昨年6月から火災が相次いだ養護老人ホーム敬寿荘の本館=3日、三好市井川町大佐古

 3日午前9時20分ごろ、三好市井川町大佐古の市養護老人ホーム敬寿荘(鉄筋コンクリート2階)の北館1階にある霊安室から出火。置かれていた衣類の一部を焼き、約15分後に職員が消火器で消し止めた。三好署は4日未明、老人ホーム臨時職員土井晃子容疑者(46)=三好市井川町御領田=を建造物等以外放火の疑いで逮捕した。敬寿荘の出火は昨年6月から相次いでおり、今回で4度目。署は過去の出火にも関与していないか調べている。
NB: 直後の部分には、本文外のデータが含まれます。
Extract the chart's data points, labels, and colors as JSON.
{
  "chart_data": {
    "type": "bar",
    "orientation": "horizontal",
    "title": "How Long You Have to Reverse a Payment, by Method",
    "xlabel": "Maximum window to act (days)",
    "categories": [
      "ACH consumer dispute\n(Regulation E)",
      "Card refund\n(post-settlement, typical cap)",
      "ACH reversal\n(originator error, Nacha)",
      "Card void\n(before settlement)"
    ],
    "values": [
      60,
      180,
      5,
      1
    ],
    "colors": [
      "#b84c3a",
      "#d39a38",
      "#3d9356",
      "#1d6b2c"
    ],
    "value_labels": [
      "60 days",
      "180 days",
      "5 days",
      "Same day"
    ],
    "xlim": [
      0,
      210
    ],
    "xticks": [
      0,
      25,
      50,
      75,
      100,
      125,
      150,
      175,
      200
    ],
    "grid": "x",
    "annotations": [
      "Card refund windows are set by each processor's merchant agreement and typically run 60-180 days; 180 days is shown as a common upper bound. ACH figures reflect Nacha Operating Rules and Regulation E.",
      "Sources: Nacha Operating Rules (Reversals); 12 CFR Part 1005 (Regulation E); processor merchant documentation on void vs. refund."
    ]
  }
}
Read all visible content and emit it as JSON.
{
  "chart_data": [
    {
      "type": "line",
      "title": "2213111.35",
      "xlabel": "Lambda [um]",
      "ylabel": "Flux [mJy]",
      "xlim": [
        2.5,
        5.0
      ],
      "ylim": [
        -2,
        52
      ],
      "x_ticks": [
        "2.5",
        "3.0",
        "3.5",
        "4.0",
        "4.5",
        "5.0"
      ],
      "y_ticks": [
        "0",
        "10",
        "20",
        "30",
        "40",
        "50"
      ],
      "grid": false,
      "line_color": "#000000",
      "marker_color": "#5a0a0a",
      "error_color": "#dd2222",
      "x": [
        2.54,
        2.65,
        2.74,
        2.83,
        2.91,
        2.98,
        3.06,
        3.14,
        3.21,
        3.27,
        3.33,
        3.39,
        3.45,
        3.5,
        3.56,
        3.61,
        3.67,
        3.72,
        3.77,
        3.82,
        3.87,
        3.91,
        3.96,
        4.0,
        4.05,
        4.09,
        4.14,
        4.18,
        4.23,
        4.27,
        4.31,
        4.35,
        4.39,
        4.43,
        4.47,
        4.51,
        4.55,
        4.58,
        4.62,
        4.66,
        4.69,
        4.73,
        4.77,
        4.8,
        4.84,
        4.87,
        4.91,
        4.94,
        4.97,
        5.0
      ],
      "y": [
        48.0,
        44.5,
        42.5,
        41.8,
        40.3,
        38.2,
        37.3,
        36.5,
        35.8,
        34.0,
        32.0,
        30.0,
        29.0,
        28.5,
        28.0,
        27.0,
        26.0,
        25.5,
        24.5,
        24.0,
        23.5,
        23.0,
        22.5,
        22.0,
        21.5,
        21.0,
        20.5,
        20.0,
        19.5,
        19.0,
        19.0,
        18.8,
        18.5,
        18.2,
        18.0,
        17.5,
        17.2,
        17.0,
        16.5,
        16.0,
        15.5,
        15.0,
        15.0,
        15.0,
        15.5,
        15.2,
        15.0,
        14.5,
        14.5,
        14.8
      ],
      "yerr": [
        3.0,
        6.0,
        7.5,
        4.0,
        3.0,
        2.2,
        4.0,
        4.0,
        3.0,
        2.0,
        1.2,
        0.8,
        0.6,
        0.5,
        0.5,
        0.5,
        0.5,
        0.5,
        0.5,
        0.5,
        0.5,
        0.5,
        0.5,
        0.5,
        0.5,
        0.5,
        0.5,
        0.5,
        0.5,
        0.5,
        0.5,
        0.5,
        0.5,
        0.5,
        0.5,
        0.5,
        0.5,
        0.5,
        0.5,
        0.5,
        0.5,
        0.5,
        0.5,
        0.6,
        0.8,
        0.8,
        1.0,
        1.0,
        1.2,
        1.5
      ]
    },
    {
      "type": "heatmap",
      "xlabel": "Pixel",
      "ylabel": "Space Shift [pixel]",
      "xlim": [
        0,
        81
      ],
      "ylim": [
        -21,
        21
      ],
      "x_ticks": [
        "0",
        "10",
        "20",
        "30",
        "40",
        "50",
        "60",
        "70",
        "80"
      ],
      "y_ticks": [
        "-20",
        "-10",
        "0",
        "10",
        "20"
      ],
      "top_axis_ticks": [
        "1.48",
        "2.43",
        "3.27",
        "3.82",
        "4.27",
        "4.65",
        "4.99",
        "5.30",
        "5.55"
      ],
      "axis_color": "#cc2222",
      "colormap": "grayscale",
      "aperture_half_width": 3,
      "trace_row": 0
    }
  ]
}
 逮捕容疑は、3日午前9時20分ごろ、霊安室に畳んで置かれていた入所者の衣類に何らかの方法で火を付けたとしている。

 捜査関係者らによると、霊安室がある北館に防犯カメラはなかったが、北館に向かう通路のカメラには出火時刻前後、土井容疑者しか映っていなかった。

 土井容疑者は調べに対し「やっていません」と容疑を否認している。

 市や署によると、霊安室は畳敷きで約20平方メートル。入所者が亡くなった際に一時的に遺体を安置する。普段は職員が洗濯した入所者の衣類などを仕分けるスペースとして使われており、施錠はしていなかった。施設の火災報知器が反応し、駆け付けた職員が消火に当たった。当時は入所者36人のうち34人が施設内にいたが、職員の誘導で隣接するデイサービスセンターに避難して無事だった。職員にもけがはなかった。

 施設では、昨年6月13日と9月7日、今年1月18日とぼやが相次いでいた。市は9月のぼやの後に防犯カメラを10カ所余りに設置した。

 市によると、土井容疑者は2016年4月から施設に勤務し、支援員として入所者の生活介助に当たっていた。